It's funny how, when recalling console war history, gamers tend to remember the results as if that was all there was to it. I'm generally an exception to this rule, but I myself was just struck by something pretty obvious that I'd overlooked.
I was reading a late 1995 issue of Next Generation in which they review all the fifth generation consoles. (Well, almost all... Curiously, the Apple Bandai Pippin is omitted. It wasn't due to be released for a while yet, but they did review the M2 and Nintendo 64, both of which were even farther away from their planned release dates. Also, given how often Next Generation reviews imports, I half-expected them to cover the PC-FX. Anyway...) Their review of the 3DO says that one of the console's advantages over the Saturn and PlayStation is that thus far it has a greater number of good games and a larger installed base than the other two consoles combined.
In retrospect, this makes perfect sense; the Saturn and PlayStation had only been out for a few months each. But somehow it had never struck me before that for a few months, the 3DO had outsold every other console of its generation.

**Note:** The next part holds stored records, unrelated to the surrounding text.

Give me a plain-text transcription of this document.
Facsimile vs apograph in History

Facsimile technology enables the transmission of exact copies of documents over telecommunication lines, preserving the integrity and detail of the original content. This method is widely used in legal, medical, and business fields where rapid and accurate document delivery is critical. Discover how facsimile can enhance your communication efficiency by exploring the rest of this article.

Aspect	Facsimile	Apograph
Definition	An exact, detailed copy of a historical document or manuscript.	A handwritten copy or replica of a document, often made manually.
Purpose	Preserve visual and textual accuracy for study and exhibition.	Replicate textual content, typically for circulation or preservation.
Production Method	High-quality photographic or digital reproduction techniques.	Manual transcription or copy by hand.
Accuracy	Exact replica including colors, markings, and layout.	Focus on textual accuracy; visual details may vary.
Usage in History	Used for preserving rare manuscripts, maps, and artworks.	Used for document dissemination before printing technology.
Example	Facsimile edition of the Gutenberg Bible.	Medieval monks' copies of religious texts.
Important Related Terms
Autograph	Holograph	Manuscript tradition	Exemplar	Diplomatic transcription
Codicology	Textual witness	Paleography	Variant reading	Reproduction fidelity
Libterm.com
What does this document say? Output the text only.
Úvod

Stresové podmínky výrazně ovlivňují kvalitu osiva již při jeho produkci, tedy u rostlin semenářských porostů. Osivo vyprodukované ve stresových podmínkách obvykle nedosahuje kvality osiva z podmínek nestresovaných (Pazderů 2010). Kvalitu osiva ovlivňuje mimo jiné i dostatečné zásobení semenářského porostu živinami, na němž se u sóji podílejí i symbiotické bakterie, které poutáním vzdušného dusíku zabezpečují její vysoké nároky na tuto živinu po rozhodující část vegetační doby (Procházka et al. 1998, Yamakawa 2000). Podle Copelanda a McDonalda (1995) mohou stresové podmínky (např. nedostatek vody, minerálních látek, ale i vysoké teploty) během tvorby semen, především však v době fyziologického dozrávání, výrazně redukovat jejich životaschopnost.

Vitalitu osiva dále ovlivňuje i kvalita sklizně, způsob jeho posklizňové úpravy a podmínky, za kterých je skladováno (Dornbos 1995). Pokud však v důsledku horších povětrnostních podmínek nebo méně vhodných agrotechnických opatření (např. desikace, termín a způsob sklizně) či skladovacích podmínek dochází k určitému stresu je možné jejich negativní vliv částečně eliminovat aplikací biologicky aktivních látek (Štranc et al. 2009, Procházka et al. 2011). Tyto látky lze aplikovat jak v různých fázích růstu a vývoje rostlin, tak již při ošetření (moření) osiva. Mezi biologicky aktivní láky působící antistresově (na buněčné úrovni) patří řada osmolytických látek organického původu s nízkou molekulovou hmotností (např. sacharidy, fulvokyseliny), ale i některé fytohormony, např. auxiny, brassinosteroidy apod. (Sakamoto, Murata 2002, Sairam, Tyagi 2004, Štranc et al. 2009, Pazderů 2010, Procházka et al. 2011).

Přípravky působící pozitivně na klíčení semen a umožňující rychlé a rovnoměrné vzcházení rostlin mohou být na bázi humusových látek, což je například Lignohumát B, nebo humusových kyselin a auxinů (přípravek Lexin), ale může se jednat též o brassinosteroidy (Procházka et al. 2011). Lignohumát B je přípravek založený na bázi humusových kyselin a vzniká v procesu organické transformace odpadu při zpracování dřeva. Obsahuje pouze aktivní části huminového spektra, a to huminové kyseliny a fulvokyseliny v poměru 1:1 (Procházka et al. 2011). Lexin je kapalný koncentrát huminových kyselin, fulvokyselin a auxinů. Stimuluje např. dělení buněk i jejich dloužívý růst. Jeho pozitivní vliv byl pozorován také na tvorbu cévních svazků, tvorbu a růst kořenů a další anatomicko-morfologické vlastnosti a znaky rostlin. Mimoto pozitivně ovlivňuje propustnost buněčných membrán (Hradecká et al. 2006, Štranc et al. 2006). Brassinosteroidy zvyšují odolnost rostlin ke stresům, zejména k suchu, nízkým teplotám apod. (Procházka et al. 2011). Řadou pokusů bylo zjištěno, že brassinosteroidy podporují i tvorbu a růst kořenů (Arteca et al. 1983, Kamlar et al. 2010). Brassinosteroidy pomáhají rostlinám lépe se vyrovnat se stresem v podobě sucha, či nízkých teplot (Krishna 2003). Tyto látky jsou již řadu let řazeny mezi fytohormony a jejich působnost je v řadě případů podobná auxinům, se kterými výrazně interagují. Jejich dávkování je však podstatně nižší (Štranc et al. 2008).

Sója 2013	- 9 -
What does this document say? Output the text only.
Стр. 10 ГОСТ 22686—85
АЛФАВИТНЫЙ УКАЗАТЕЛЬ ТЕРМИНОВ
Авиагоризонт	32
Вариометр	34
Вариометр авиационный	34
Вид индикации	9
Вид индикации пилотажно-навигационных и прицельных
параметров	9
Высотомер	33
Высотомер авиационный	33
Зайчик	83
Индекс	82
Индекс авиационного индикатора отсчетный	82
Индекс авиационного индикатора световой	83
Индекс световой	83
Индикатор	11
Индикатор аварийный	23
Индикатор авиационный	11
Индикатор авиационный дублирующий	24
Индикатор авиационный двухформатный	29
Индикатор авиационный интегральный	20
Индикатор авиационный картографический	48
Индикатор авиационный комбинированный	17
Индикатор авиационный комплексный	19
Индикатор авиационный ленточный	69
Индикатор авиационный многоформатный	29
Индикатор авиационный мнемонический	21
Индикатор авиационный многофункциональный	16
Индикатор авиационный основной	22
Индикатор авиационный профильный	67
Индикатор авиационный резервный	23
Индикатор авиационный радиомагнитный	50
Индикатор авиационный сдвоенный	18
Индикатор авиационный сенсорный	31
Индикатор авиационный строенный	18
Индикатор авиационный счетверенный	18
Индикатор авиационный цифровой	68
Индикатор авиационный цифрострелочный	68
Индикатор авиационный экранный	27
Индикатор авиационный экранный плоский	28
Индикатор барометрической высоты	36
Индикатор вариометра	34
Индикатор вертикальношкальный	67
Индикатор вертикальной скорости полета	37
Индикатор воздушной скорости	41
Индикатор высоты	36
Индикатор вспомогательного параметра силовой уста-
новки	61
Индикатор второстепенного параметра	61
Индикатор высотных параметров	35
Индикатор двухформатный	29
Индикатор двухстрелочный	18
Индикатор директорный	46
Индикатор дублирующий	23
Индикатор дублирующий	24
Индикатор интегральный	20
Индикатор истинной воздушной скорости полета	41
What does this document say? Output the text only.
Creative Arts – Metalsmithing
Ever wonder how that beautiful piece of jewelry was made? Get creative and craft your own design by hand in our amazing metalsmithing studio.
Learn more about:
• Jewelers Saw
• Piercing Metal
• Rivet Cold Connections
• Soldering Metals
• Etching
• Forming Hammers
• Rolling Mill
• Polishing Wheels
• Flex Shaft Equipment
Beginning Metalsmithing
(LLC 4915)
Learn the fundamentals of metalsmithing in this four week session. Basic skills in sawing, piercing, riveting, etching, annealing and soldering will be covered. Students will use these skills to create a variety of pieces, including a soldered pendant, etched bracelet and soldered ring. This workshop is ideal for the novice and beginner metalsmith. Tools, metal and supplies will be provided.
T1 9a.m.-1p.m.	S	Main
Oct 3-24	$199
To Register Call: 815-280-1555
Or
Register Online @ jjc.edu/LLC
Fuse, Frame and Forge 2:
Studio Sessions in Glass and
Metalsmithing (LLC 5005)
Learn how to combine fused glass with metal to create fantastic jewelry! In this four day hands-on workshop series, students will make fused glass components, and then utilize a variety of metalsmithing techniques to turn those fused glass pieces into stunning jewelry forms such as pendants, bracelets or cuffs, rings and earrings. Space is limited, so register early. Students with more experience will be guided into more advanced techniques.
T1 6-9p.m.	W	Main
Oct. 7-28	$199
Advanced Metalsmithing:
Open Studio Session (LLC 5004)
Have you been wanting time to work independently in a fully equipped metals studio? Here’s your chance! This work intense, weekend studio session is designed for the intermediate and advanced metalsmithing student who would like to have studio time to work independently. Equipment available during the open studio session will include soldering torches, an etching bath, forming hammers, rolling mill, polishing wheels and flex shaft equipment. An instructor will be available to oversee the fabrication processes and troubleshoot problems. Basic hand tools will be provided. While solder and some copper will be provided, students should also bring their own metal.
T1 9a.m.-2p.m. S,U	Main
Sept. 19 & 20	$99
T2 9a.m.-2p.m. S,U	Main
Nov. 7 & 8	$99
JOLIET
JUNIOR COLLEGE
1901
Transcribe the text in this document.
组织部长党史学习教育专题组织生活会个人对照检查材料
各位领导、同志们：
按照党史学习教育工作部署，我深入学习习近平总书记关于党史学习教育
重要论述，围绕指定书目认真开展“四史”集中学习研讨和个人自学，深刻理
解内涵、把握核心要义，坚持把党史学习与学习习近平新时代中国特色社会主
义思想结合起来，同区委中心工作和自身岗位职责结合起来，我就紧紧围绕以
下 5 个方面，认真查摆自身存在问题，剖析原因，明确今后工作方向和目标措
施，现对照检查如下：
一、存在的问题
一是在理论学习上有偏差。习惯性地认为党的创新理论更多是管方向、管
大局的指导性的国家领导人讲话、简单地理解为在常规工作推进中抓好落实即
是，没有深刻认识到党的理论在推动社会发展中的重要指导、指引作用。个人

They cite 750,000 3DO units sold at this time, which is several times what the Jaguar sold over its entire life, and almost twice what the PC-FX pulled in. My sales figures for the Neo Geo CD are a little spotty, but at the time of this article it couldn't have sold more than 200,000. Bizarrely enough, the 32X was probably close (Next Gen lists 400,000 sales in the USA alone), but while I can't conclusively prove it, I doubt it had passed the 750,000 mark at this time. And they number just 40,000 US sales for the Virtual Boy. The only real competition at the time was the Saturn and PlayStation, and they still needed a few more months to catch up.
It's interesting to think about, and to me the fact that the 3DO had all but completely lost its chance of winning the console war at this point just makes it funnier.